Sec ou plutôt humide

Le compostage n’est rien d’autre que la décomposition des matières organiquesanimales et végétales. Il dégrade les matières brutes et les transforme en produits plus simples qui peuvent se fixer sur le complexe argilo-humique, base de la fertilité de la terre.

Cette transformation s’effectue sous l’action des vers et des micro-organismes, en présence d’air et d’eau. Il faut pour cela mélanger des produits de natures et de structures différentes, certains riches en carbone et d’autres en azote.

Les premiers sont grossiers, secs, durs à humidifier, alors que les seconds sont plus fins, compacts, humides.

Petit compost en silo

Si vous ne disposez que de petites quantités, le plus simple reste le silo à compost, cylindrique ou cubique, dont les parois doivent laisser passer l’air. Les modèles ne manquent pas dans le commerce, mais on peut se fabriquer un silo très simple en fixant un grillage (type paravent en plastique) de 1 m de haut sur 4 piquets disposés en carré de 1 m de côté.

L’idéal est d’avoir ainsi deux petits silos, ce qui permet d’utiliser le compost du premier tandis que des matériaux plus jeunes se décomposent dans le second.

Si vous disposez de grandes quantités de matériaux à composter, il vaudra-mieux confectionner un tas triangulaire.

Il aura une largeur de 1,20 m à 1,50 m au sol pour une hauteur de 1 m environ, sur la longueur que vous voulez. Vous pouvez ainsi composter du fumier en grande quantité.

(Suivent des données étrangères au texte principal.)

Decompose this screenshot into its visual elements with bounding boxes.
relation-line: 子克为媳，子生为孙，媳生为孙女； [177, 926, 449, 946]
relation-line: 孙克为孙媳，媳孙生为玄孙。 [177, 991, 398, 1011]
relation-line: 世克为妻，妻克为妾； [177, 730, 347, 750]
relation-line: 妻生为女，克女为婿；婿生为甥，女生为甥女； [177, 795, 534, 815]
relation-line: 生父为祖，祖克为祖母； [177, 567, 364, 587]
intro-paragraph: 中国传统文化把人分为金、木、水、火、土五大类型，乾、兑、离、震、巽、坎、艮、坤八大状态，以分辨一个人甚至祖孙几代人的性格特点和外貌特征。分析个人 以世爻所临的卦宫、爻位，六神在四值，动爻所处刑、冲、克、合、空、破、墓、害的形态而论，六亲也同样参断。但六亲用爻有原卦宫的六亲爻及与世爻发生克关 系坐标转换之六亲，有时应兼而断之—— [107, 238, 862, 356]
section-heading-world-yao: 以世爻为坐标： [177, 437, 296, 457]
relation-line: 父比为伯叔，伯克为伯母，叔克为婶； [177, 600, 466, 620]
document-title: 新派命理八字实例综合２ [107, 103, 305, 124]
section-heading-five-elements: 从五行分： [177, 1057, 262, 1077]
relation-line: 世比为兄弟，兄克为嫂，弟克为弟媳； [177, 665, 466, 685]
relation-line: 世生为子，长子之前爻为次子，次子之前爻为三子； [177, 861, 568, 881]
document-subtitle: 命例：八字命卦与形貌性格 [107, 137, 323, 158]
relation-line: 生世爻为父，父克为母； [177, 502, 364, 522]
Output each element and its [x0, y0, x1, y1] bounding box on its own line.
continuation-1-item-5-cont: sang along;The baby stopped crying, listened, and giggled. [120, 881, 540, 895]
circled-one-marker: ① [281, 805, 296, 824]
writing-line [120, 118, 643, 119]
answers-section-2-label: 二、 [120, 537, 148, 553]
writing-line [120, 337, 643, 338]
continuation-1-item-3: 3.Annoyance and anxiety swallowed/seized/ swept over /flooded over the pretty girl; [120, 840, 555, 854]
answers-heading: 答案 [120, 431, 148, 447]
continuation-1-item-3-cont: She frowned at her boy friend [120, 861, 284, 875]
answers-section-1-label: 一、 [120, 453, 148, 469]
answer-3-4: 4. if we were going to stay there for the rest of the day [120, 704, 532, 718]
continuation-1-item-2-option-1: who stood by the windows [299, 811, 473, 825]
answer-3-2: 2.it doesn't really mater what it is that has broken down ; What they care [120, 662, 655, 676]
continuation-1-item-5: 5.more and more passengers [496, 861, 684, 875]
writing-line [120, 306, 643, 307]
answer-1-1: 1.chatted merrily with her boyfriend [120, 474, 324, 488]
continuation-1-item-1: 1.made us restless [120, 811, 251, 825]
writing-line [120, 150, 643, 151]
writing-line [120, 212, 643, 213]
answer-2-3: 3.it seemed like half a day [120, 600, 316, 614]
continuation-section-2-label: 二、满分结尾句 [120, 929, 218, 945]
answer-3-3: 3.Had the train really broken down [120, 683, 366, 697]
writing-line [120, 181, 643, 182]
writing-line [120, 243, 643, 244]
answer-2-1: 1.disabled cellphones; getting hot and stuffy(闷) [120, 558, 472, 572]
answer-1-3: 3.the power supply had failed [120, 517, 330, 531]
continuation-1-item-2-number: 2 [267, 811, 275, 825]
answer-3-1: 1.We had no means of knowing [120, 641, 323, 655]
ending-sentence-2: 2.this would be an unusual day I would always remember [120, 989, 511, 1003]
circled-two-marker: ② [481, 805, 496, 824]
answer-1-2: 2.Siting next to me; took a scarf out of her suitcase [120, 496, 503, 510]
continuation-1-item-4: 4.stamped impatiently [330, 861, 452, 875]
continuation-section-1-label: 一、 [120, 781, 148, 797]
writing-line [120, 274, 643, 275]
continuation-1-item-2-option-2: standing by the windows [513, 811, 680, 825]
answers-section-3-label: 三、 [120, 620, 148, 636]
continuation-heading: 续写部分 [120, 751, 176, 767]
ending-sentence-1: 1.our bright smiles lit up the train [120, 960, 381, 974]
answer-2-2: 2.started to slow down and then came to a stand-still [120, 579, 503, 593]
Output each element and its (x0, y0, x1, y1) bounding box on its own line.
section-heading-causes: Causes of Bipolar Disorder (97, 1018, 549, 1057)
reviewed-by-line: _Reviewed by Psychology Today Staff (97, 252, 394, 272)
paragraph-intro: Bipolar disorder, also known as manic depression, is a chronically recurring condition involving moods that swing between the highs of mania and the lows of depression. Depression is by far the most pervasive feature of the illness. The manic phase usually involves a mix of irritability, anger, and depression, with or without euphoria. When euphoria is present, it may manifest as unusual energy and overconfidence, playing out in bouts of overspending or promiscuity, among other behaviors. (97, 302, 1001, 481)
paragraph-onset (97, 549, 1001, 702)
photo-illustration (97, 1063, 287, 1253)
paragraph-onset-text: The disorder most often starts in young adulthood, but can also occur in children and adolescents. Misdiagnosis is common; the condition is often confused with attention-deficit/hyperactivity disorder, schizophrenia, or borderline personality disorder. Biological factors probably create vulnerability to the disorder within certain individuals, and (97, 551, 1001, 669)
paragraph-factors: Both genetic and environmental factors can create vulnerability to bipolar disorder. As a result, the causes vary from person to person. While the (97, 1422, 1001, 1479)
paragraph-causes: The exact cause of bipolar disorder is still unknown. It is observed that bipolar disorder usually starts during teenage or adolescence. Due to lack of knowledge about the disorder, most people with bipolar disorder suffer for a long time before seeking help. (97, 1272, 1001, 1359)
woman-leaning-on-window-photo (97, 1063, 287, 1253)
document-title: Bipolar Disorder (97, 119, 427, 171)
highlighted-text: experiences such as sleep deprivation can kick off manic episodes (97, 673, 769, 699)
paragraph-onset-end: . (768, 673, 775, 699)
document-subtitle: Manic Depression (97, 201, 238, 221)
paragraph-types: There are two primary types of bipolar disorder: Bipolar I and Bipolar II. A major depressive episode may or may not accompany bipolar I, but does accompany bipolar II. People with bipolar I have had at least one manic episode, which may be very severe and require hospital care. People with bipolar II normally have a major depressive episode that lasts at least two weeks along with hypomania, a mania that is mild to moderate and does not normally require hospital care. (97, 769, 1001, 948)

Remuez-le pour l’amener à maturation

Si vous édifiez votre compost au fur et à mesure en mettant au silo déchets et herbes, il faut s’assurer qu’ils sont variés pour que le tas en constitution soit assez humide et aéré.

Si vous édifiez un tas important en une seule fois, il doit commencer à chauffer au bout de quelques jours, signe de l’entrée en action des micro-organismes.

S’il chauffe trop (plus de 60° C), il faut le remuer en ajoutant des matières carbonées.

A l’inverse, vous pouvez relancer la fermentation d’un tas qui reste froid en y mélangeant cette fois des matières riches en azote. Cette phase d’échauffement dure quelques jours à quelques semaines.

Pour accélérer la maturation, relancez-la en remuant et refaisant le tas. C’est après la phase chaude que les lombrics apparaissent et se multiplient. Le compost est alors « demi-mûr », les matériaux de départ sont brunis, mais reconnaissables. Petit à petit, le compost prendra une consistance plus homogène.

Protégez-le de la pluie

Dans les régions humides, ou lors de saisons pluvieuses, assurez une protection afin que l’eau s’écoule sans lessiver le tas ni l’asphyxier. Pour un petit silo, vous pourrez faire un petit toit à 15-20 cm au-dessus du silo, pour laisser l’air circuler.

Pour un compostage en tas allongé, vous pouvez disposer sur les deux côtés de la partie haute des genêts, branches ou tout autre matériau qui constituerait une sorte de toit de chaume. Dans l’un et l’autre cas, surtout pas de plastique !

Le compost est « mûr » lorsqu’il constitue une masse homogène, brun foncé, grumeleuse, au sein de laquelle on ne reconnaît plus les matériaux de départ. On peut alors l’épandre en surface et l’incorporer à la couche superficielle du sol par griffage. Pas besoin de l’enfouir profondément, les vers de terre s’en chargeront.

Quels matériaux pour faire votre compost ?

  • Riches en azote : engrais vert, tonte de gazon, ortie, consoude, choux Déchets domestiques : épluchures, fanes (tomates, carottes…), mauvaises herbes. Algues marines. Produits animaux : déjections, fientes.
  • Riches en carbone : pailles (céréales, colza, etc), feuilles dures (chêne, bouleau, érable..), sciure et copeaux fins, broussailles broyées, fou- gères, genêts, petit bois, écorces.. Attention ! le bois ne doit rentrer qu’en faible proportion dans le compost, quelle que soit sa forme.
  • De composition moyenne : Fumier, feuilles tendres (frêne, aulne).